I used to believe that when I went to sleep at night, the whole world was erased, and then when I woke up it was "redrawn" as if in a cartoon all around me...they were always ahead of me making the world as I went.
I used to believe that my life was a video game with only 1 life and that God was playing it.
i used to believe the weather depended on me ...
when i was really good, it was very sunny, or snowed if it was winter.
when i was really bad, it would rain
when i was angry, there would be thunder and lightning
when i was scared, there would be fog (dont ask)
I used to think that if I stared at the sun for a long time, I could make day turn to night.
when I was about four or five, i believed I was a fairy, because of this i thought i could fly, I tested it out by jumping down the stairs.
That really hurt.
I figured I coudn't use my powers for my own gain and dedicated my life to saving my mum from opening doors!
I hated doors because i thought they would bite my bum. EG, don't let the door bite you on the way out.
my dad usued to tell me to be carefull because if i hit my head on something to hard and my head were to crack open ants would spill out
From the age of 4-8 I used to believe I was a cat trapped in a girls body. I would have my Mother draw whiskers on me with eyeliner and I would put on a tail and drink milk from a bowl on the floor. I would say "No, I really am a cat! I was supposed to be born a cat."
When I was little and my mom would take me to the store I would walk with my feet turned in when she wasn't looking because I thought if people thought that I was a crippled child they would give me money.
when i was younger, i was CONVINCED that i had a twin sister who went with me everywhere. i always talked to my older brother about this, and one day he "told on me" & told my mom that i was lying about having a twin sister. when she asked me what her name was, i said Bridget. its funny how that became my confirmation name back in 8th grade..
When I was younger I used to think I was raised by Ewoks.
When I was barely able to communicate (probably about 3), my sister convinced me that if I ate one of my mom's houseplants I would turn into a koala. Nothing happened. Which I guess is good, since I didn't die or get poisoned. Not too many days or weeks (or maybe months since I didn't have much notion of time back then), she convinced me that if I ate wood I'd a beaver. We still have furniture with gnaw marks.

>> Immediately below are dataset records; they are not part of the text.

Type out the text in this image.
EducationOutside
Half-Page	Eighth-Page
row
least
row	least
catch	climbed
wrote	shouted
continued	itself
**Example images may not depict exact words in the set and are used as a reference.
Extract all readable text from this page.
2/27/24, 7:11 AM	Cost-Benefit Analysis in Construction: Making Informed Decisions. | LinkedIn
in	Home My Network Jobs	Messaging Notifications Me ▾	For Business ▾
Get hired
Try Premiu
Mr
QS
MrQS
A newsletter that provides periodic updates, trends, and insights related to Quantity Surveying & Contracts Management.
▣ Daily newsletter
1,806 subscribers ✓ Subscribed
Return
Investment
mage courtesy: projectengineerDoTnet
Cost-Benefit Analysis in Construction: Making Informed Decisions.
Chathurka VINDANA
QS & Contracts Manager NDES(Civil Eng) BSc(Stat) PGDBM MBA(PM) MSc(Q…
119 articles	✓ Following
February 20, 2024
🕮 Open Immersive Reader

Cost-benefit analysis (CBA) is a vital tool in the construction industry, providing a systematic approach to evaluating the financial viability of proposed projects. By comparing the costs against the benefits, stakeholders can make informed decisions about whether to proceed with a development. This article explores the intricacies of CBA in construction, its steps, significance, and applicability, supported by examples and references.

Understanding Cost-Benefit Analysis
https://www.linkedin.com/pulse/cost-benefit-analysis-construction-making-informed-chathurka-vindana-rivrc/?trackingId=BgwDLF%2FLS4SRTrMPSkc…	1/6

i used to believe that i was from a parallel universe and everything around me was in my imagination. Somewhere in another world I was in a coma, making up my entire life. Dreams were memories from before i came here. When i got sick it was because sorcerors in the "real" world were trying to wake me up.
i was pretty weird
I used to believe that my house was under constant surveillance by the government and that the mirrors, TV screen, Computer Screen, and Windows were all two-way mirrors (like on cop shows), so I'd always pretend to do normal stuff around the mirrors like read a newspaper, listen to music while doing the dishes, or other stuff, to try and fool them into thinking I was just another regular person and they shouldn't be watching me.
when i was younger, i thought that people disappeared when i wasn't with them.
for some reason, when i was around pre-school age, i was convinced that i could change into some kind of wolf someday because i could make this really weird sound in the back of my throat. i thought that i couldnt tell anyone, but one time i my mom was talking to my teacher and i let out this weird "growl". i think they ignored me because kids are weird, but i remember being afraid that they were going to find out my "secret"... i hope i never have kids as strange as i was!!
When I was little I used to think that if I brushed my teeth more than twice a day I would turn into a toothbrush.